Sen. Bernie Sanders, I-Vt., has introduced a bill that would require drug companies to pay the U.S. government at least $7.8 billion apiece for their role in the opioid crisis.
Sanders’ bill, the Opioid Crisis Accountability Act, points to government estimates that show the opioid crisis costs the U.S. more than $78 billion a year. The surge in overdose deaths related to opioids has been attributed in large part to the overprescribing of painkillers such as OxyContin.
The bill would also ban illegal marketing and distribution of opioids and penalize companies who ignore the law with 25 percent of the profits from their opioid products. Drug executives found responsible for the epidemic could spend at least a decade in jail. The bill would monitor whether prescription painkillers were flowing to states in massive numbers, defined in the text as “medically unreasonable,” and would require people to report such a pattern to the Department of Health and Human Services.
The legislation does not yet have any co-sponsors.
“We know that pharmaceutical companies lied about the addictive impacts of opioids they manufactured,” Sanders said in a statement. “They knew how dangerous these products were but refused to tell doctors and patients. Yet, while some of these companies have made billions each year in profits, not one of them has been held fully accountable for its role in an epidemic that is killing tens of thousands of Americans every year.”
The overprescribing of pain relievers started during the late 1990s, when the drugs were falsely marketed as nonaddictive. Hospitals also had incentives to provide the drug to patients because they were accredited in part on their ability to lessen pain.
When rates of addiction and death began to increase during the early 2000s, government regulators urged doctors to reduce opioid prescriptions.
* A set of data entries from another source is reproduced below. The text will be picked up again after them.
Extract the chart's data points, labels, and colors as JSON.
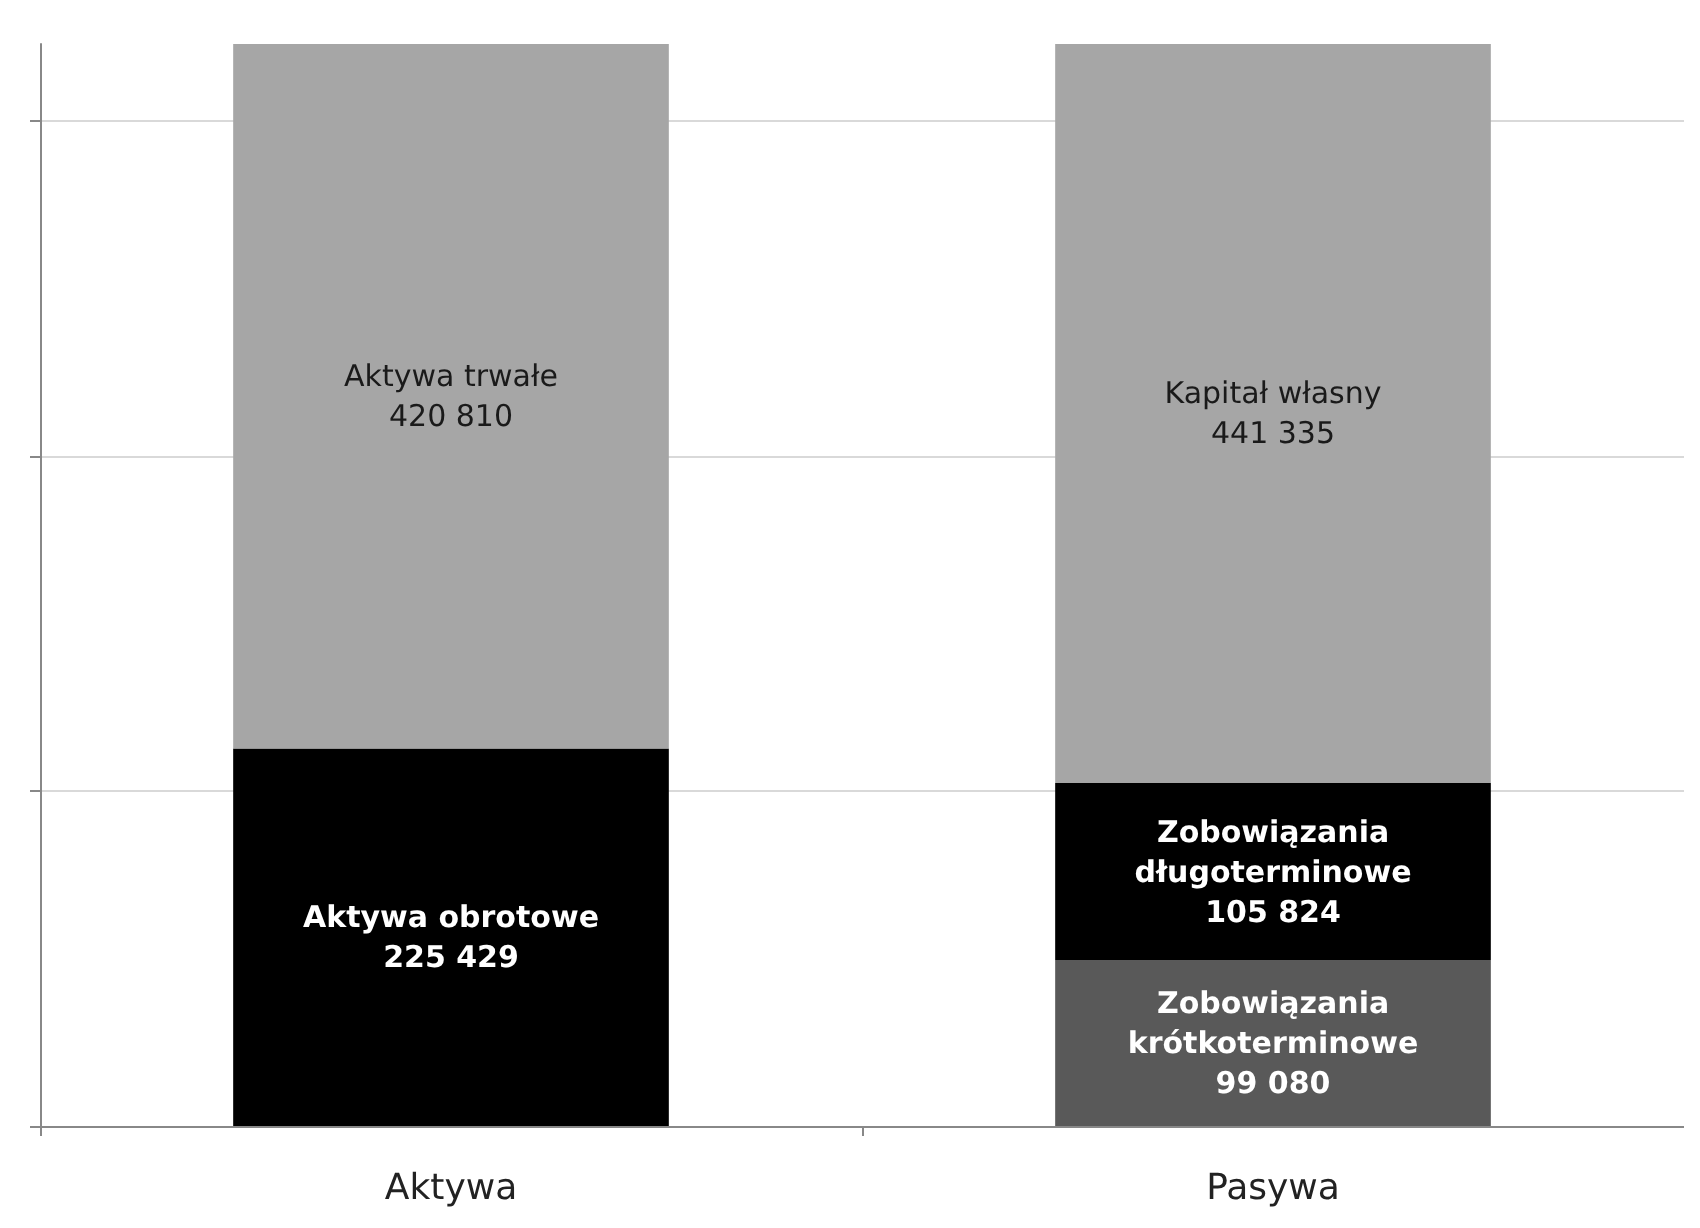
{
  "chart_data": {
    "type": "bar",
    "stacked": true,
    "categories": [
      "Aktywa",
      "Pasywa"
    ],
    "series": [
      {
        "name": "Aktywa obrotowe",
        "color": "#000000",
        "values": [
          225429,
          null
        ],
        "value_labels": [
          "225 429",
          null
        ]
      },
      {
        "name": "Aktywa trwałe",
        "color": "#a6a6a6",
        "values": [
          420810,
          null
        ],
        "value_labels": [
          "420 810",
          null
        ]
      },
      {
        "name": "Zobowiązania krótkoterminowe",
        "color": "#595959",
        "values": [
          null,
          99080
        ],
        "value_labels": [
          null,
          "99 080"
        ]
      },
      {
        "name": "Zobowiązania długoterminowe",
        "color": "#000000",
        "values": [
          null,
          105824
        ],
        "value_labels": [
          null,
          "105 824"
        ]
      },
      {
        "name": "Kapitał własny",
        "color": "#a6a6a6",
        "values": [
          null,
          441335
        ],
        "value_labels": [
          null,
          "441 335"
        ]
      }
    ],
    "ylim": [
      0,
      646239
    ],
    "yticks": [
      {
        "value": 0,
        "label": null
      },
      {
        "value": 200000,
        "label": null
      },
      {
        "value": 400000,
        "label": null
      },
      {
        "value": 600000,
        "label": null
      }
    ],
    "grid": true,
    "legend": false,
    "tick_labels": "x"
  }
}
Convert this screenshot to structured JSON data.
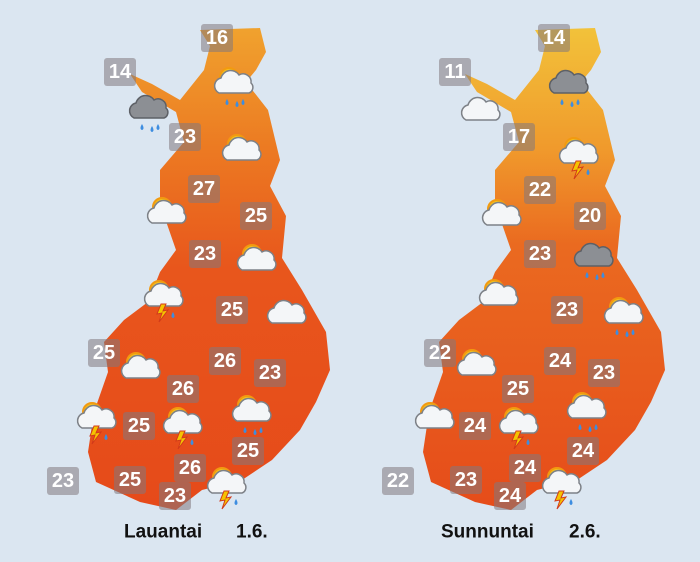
{
  "maps": [
    {
      "day": "Lauantai",
      "date": "1.6.",
      "temperatures": [
        16,
        14,
        23,
        27,
        25,
        23,
        25,
        25,
        26,
        23,
        26,
        25,
        25,
        26,
        23,
        25,
        23
      ]
    },
    {
      "day": "Sunnuntai",
      "date": "2.6.",
      "temperatures": [
        14,
        11,
        17,
        22,
        20,
        23,
        23,
        22,
        24,
        23,
        25,
        24,
        24,
        24,
        22,
        23,
        24
      ]
    }
  ]
}
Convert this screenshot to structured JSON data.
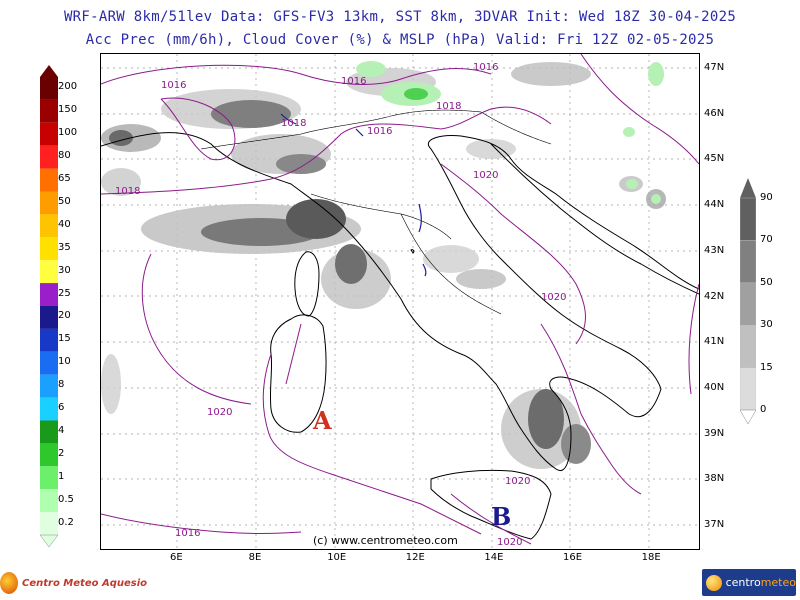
{
  "header": {
    "line1": "WRF-ARW 8km/51lev  Data: GFS-FV3 13km, SST 8km, 3DVAR  Init: Wed 18Z 30-04-2025",
    "line2": "Acc Prec (mm/6h), Cloud Cover (%) & MSLP (hPa)  Valid: Fri 12Z 02-05-2025"
  },
  "lat_labels": [
    "47N",
    "46N",
    "45N",
    "44N",
    "43N",
    "42N",
    "41N",
    "40N",
    "39N",
    "38N",
    "37N"
  ],
  "lon_labels": [
    "6E",
    "8E",
    "10E",
    "12E",
    "14E",
    "16E",
    "18E"
  ],
  "precip_scale": {
    "labels": [
      "200",
      "150",
      "100",
      "80",
      "65",
      "50",
      "40",
      "35",
      "30",
      "25",
      "20",
      "15",
      "10",
      "8",
      "6",
      "4",
      "2",
      "1",
      "0.5",
      "0.2"
    ],
    "colors": [
      "#6b0000",
      "#9b0000",
      "#c80000",
      "#ff2020",
      "#ff7000",
      "#ff9c00",
      "#ffc400",
      "#ffe000",
      "#ffff40",
      "#9a1fc8",
      "#1a1a8c",
      "#1838c8",
      "#1a6cf0",
      "#1aa0ff",
      "#1ad0ff",
      "#1a9a1a",
      "#2cc82c",
      "#6cf06c",
      "#b0ffb0",
      "#e0ffe0"
    ]
  },
  "cloud_scale": {
    "labels": [
      "90",
      "70",
      "50",
      "30",
      "15",
      "0"
    ],
    "colors": [
      "#606060",
      "#808080",
      "#a0a0a0",
      "#c0c0c0",
      "#dcdcdc",
      "#ffffff"
    ]
  },
  "isobar_labels": [
    {
      "text": "1016"
    },
    {
      "text": "1016"
    },
    {
      "text": "1016"
    },
    {
      "text": "1018"
    },
    {
      "text": "1018"
    },
    {
      "text": "1018"
    },
    {
      "text": "1016"
    },
    {
      "text": "1020"
    },
    {
      "text": "1020"
    },
    {
      "text": "1020"
    },
    {
      "text": "1020"
    },
    {
      "text": "1016"
    },
    {
      "text": "1020"
    }
  ],
  "pressure_centers": {
    "high": {
      "label": "A",
      "color": "#d03020"
    },
    "low": {
      "label": "B",
      "color": "#1a1a8c"
    }
  },
  "credit": "(c) www.centrometeo.com",
  "logos": {
    "left": "Centro Meteo Aquesio",
    "right_a": "centro",
    "right_b": "meteo"
  },
  "colors": {
    "title": "#2b2ba8",
    "isobar": "#8c1a8c",
    "coast": "#000000"
  }
}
As a result, people who had developed a dependency on the drugs or who continued to face unbearable pain turned to more easily available heroin. The illegal drug affects the brain in the same way as the painkillers and led to a surge in deaths.
In 2007, OxyContin-maker Purdue Pharma pleaded guilty to misleading doctors, patients, and regulators about the drug’s potential for abuse. The suit resulted in a $600 million settlement.
By 2010, heroin overdoses had quadrupled compared to a decade earlier, and the latest death estimates show that opioids were responsible for 42,249 deaths in 2016.
During the past year, several states have issued new opioid lawsuits against Purdue, Johnson & Johnson, and Teva Pharmaceuticals, as well as distributors such as McKesson and Cardinal Health. The lawsuits are backed by the Justice Department.
Sanders noted that the local, state, and federal governments had invested billions of dollars dealing with the crisis, adding, “We must hold the pharmaceutical companies and executives that created the crisis accountable.”
While some drug companies have made billions each year in profits, not one of them has been held fully accountable for its role in an epidemic that is killing tens of thousands of Americans every year. That has got to change.